Samples were cut from an electrical steel-slab containing 0.045% of C, 3.20% of Si, 0.060% of Mn, and 0.027% of S. One sample was then gas-heated to 1200°C and then heated to 1350°C at an apparent current density of 75 A/cm², followed by holding at 30 minutes. The sample was then hot-rolled to produce a 2.3 mm thick hot-rolled strip. The sample treated as above and described below corresponding to the inventive material A.
Another sample was heated in a conventional heating furnace for hot-rolling and was hot-rolled to produce a 2.3 mm hot-rolled strip. This sample treated as above and described below corresponds to the comparative material B.
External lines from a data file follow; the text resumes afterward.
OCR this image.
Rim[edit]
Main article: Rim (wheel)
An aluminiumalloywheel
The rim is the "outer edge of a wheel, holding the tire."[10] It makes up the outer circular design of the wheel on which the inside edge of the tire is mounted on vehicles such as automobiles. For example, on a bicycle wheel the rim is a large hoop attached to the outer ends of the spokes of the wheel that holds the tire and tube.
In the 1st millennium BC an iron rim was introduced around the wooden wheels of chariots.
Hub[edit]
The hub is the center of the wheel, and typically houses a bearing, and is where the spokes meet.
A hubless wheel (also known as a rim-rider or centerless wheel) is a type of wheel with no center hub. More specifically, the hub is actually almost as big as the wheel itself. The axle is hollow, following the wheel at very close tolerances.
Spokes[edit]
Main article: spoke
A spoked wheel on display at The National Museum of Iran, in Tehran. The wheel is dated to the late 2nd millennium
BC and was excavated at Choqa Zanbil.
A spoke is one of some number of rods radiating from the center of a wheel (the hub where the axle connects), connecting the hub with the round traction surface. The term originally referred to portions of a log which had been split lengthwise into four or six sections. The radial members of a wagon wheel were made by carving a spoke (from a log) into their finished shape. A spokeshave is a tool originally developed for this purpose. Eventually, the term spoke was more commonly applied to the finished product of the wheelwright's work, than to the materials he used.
The hot-rolled strips corresponding to the inventive material A and the comparative material B were pickled and then cold-rolled to an intermediate thickness of 0.7 mm, intermediate annealed at 950°C for 1 minute, and cold-rolled to obtain a final thickness of 0.30 mm. Then the decarburization annealing and high temperature finishing annealing were carried out. The magnetic properties of the products are shown in Table 1.

Example 2

Samples were cut from an electrical steel-slab containing 0.065% of C, 3.20% of Si, 0.070% of Mn, 0.026% of S, 0.025% of sol. Al, and 0,0080% of N. One sample was then gas-heated to 1200°C and then heated to 1350°C at an apparent current density of 75 A/cm², followed by holding at 40 minutes. The sample was then hot-rolled to produce a 2.3 mm thick hot-rolled strip. The sample treated as above and described below corresponds to the inventive material C.
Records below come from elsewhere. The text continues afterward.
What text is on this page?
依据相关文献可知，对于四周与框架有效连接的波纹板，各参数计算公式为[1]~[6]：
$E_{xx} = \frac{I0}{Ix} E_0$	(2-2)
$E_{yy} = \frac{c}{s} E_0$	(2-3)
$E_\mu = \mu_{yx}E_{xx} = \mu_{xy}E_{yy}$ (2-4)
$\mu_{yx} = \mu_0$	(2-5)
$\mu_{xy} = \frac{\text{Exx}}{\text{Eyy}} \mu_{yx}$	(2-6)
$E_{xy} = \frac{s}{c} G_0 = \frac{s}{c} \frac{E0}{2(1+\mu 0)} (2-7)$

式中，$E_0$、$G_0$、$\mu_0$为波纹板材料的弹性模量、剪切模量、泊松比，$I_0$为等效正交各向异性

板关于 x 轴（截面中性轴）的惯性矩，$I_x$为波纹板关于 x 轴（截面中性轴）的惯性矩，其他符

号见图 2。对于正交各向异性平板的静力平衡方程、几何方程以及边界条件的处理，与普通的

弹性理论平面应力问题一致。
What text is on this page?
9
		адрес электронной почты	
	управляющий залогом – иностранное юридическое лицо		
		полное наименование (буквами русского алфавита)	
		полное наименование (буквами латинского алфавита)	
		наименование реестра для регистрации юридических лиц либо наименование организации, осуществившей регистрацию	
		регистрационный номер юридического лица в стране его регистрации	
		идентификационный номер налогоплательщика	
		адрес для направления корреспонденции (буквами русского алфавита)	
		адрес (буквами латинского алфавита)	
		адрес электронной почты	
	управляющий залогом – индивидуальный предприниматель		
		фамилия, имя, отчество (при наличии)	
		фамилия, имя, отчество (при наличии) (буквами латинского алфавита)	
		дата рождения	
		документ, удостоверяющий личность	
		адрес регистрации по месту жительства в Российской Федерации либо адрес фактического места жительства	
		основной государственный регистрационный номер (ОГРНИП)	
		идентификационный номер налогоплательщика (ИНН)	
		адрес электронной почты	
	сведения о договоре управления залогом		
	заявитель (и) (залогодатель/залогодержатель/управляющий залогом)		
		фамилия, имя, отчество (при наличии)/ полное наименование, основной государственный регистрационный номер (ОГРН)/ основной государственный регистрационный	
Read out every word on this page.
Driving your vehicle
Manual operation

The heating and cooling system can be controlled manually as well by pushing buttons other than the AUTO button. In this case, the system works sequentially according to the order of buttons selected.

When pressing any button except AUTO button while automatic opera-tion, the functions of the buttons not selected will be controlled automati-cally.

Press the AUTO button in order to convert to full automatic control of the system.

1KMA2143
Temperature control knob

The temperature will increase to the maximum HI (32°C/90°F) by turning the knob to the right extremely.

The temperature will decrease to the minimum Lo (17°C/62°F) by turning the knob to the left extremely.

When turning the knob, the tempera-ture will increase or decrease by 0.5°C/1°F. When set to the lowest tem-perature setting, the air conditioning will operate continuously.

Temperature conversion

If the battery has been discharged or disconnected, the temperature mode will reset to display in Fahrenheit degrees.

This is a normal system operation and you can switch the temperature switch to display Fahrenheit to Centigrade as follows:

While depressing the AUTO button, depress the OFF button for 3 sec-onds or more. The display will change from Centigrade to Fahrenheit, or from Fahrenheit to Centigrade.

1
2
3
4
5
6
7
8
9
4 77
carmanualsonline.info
Another sample was heated in a conventional heating furnace for hot-rolling and was hot-rolled to produce a 2.3 mm hot-rolled strip. This sample treated as above and described below corresponds to the comparative material D.
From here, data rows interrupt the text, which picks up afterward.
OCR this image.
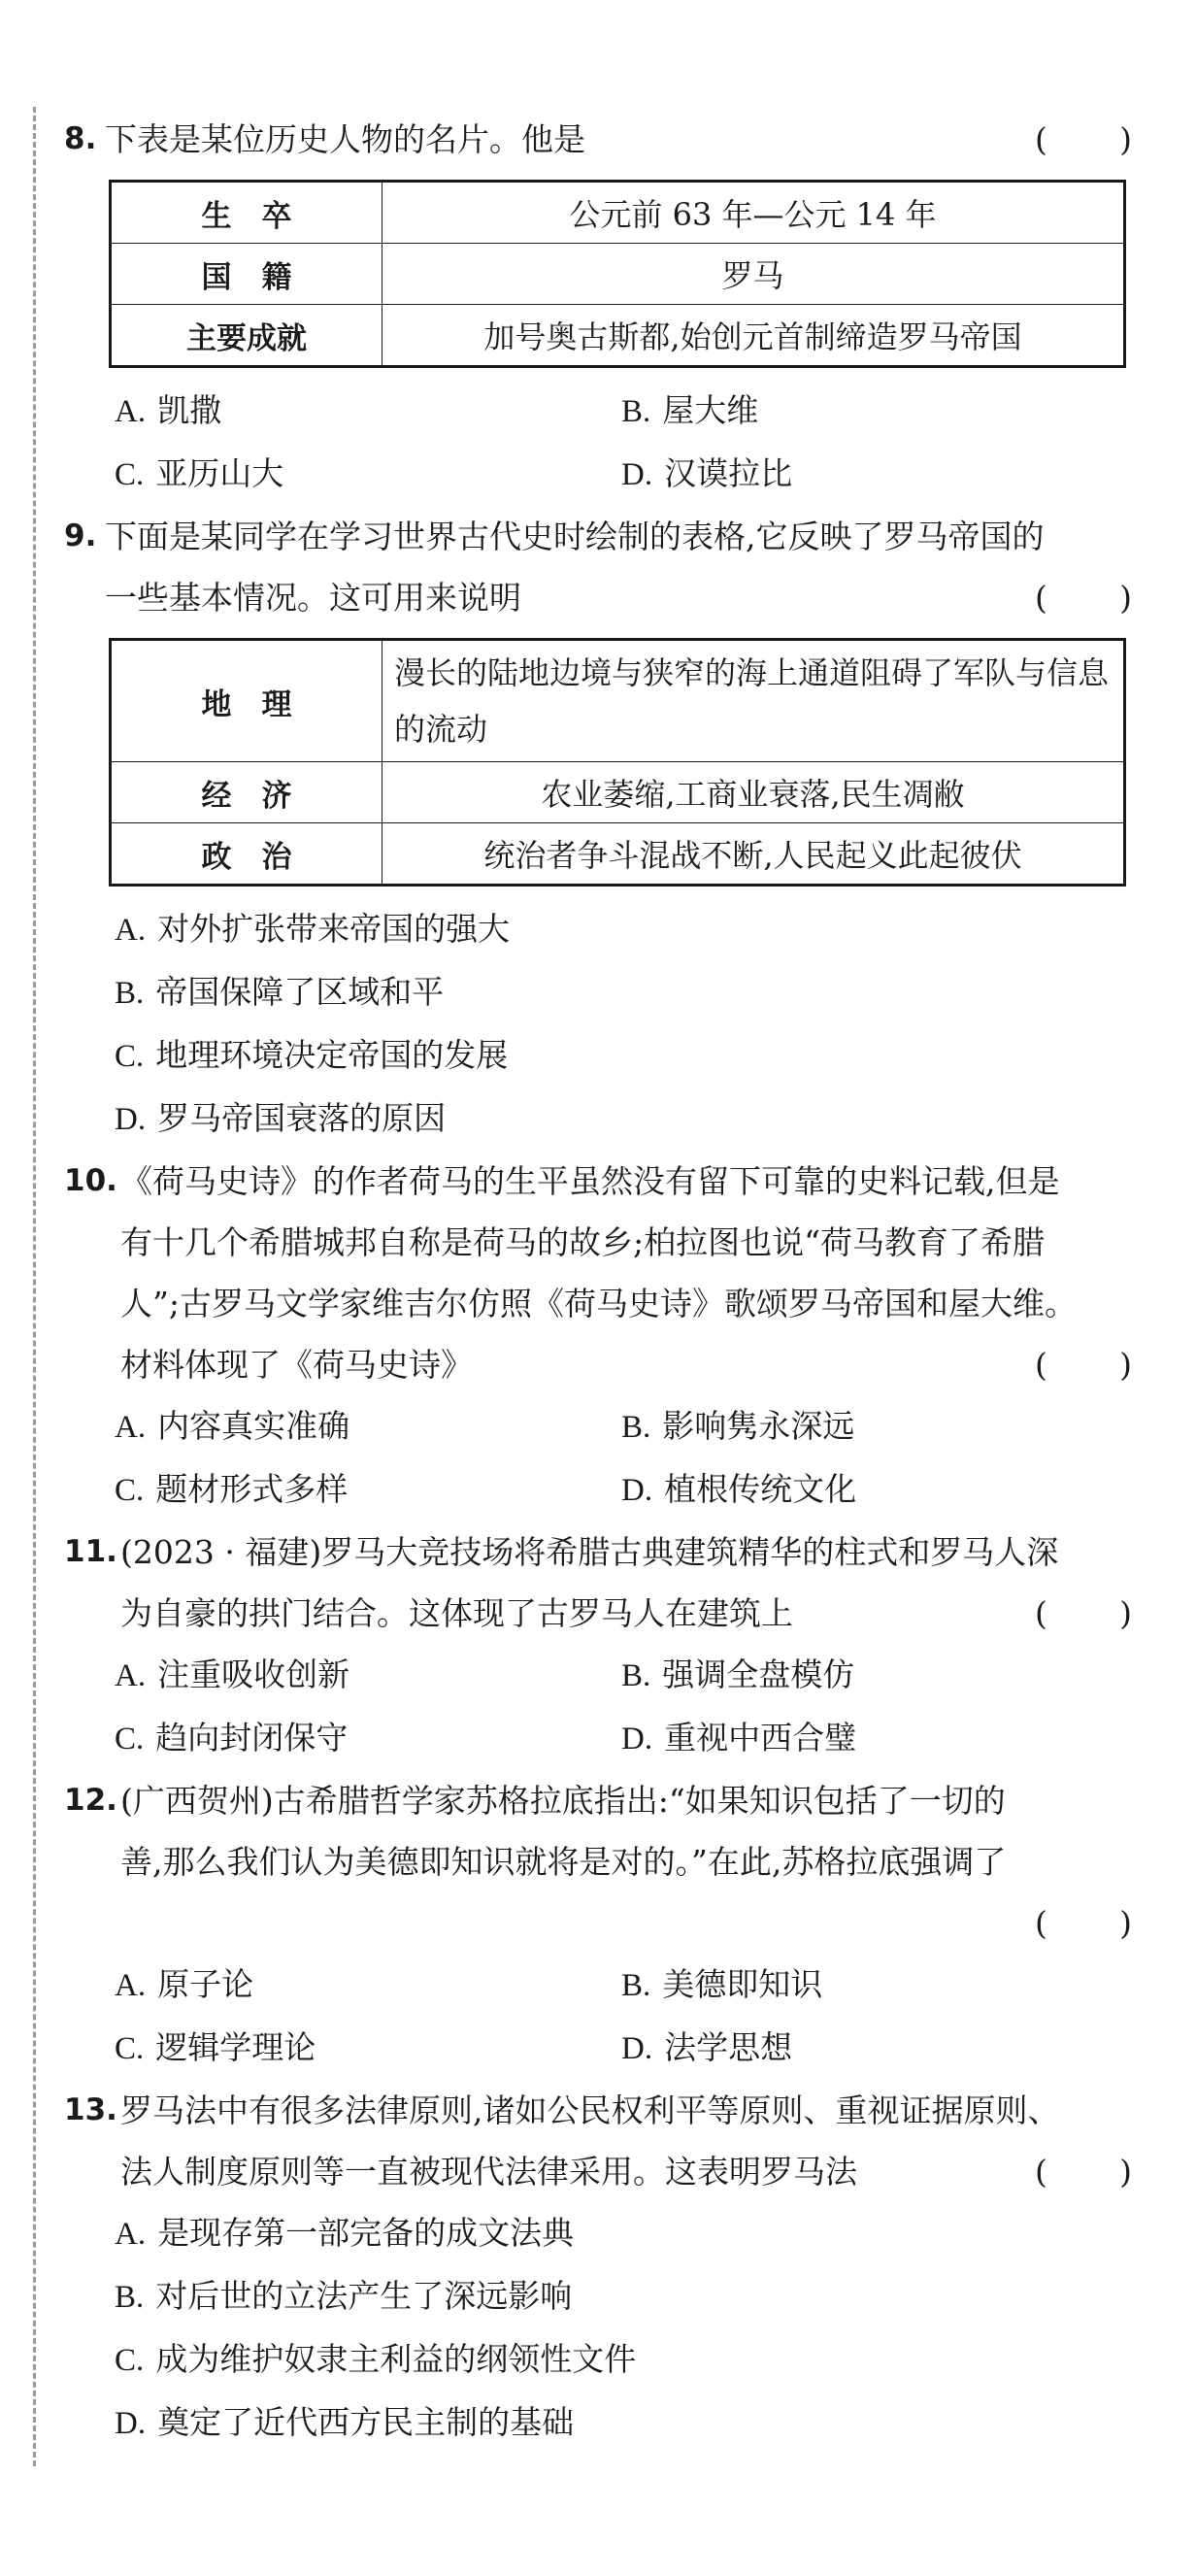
8. 下表是某位历史人物的名片。他是	( )
生　卒	公元前 63 年—公元 14 年
国　籍	罗马
主要成就	加号奥古斯都,始创元首制缔造罗马帝国
A. 凯撒	B. 屋大维
C. 亚历山大	D. 汉谟拉比
9. 下面是某同学在学习世界古代史时绘制的表格,它反映了罗马帝国的
一些基本情况。这可用来说明	( )
地　理	漫长的陆地边境与狭窄的海上通道阻碍了军队与信息的流动
经　济	农业萎缩,工商业衰落,民生凋敝
政　治	统治者争斗混战不断,人民起义此起彼伏
A. 对外扩张带来帝国的强大
B. 帝国保障了区域和平
C. 地理环境决定帝国的发展
D. 罗马帝国衰落的原因
10. 《荷马史诗》的作者荷马的生平虽然没有留下可靠的史料记载,但是
有十几个希腊城邦自称是荷马的故乡;柏拉图也说“荷马教育了希腊
人”;古罗马文学家维吉尔仿照《荷马史诗》歌颂罗马帝国和屋大维。
材料体现了《荷马史诗》	( )
A. 内容真实准确	B. 影响隽永深远
C. 题材形式多样	D. 植根传统文化
11. (2023 · 福建)罗马大竞技场将希腊古典建筑精华的柱式和罗马人深
为自豪的拱门结合。这体现了古罗马人在建筑上	( )
A. 注重吸收创新	B. 强调全盘模仿
C. 趋向封闭保守	D. 重视中西合璧
12. (广西贺州)古希腊哲学家苏格拉底指出:“如果知识包括了一切的
善,那么我们认为美德即知识就将是对的。”在此,苏格拉底强调了
( )
A. 原子论	B. 美德即知识
C. 逻辑学理论	D. 法学思想
13. 罗马法中有很多法律原则,诸如公民权利平等原则、重视证据原则、
法人制度原则等一直被现代法律采用。这表明罗马法	( )
A. 是现存第一部完备的成文法典
B. 对后世的立法产生了深远影响
C. 成为维护奴隶主利益的纲领性文件
D. 奠定了近代西方民主制的基础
The hot-rolled strips corresponding to the inventive material C and the comparative material D were annealed at 1100°C for 5 minutes, pickled, and then cold-rolled to obtain a final thickness of 0.30 mm. Then the decarburization annealing and high temperature finishing annealing were carried out. The magnetic properties of the products are shown in Table 2.

Claims

A method for producing a grain-oriented electrical steel sheet, wherein an electric current is applied to an electrical steel-slab (1) containing from 0.02 to 0.12% of C, and from 2.0 to 4.0% of Si, the apparent current density (I) being not less than 40 (A/cm²) and not more than 0.5 P² + 100 (A/cm²), P being the pressure of the electrodes (2, 2-1) in kg/cm² whereby the steel slab itself is used as a resistor and is heated to a temperature of from 1250 to 1400°C, and the steel slab is hot-rolled, cold-rolled once or twice or more with an intermediate annealing, decarburization-annealed and finishing annealed.
A method according to claim 1, wherein current is conducted between longitudinal sides of the slab (1).
A method according to Claim 1 or Claim 2, wherein said current-conduction heating is initiated at a temperature of from 900 to 1100°C.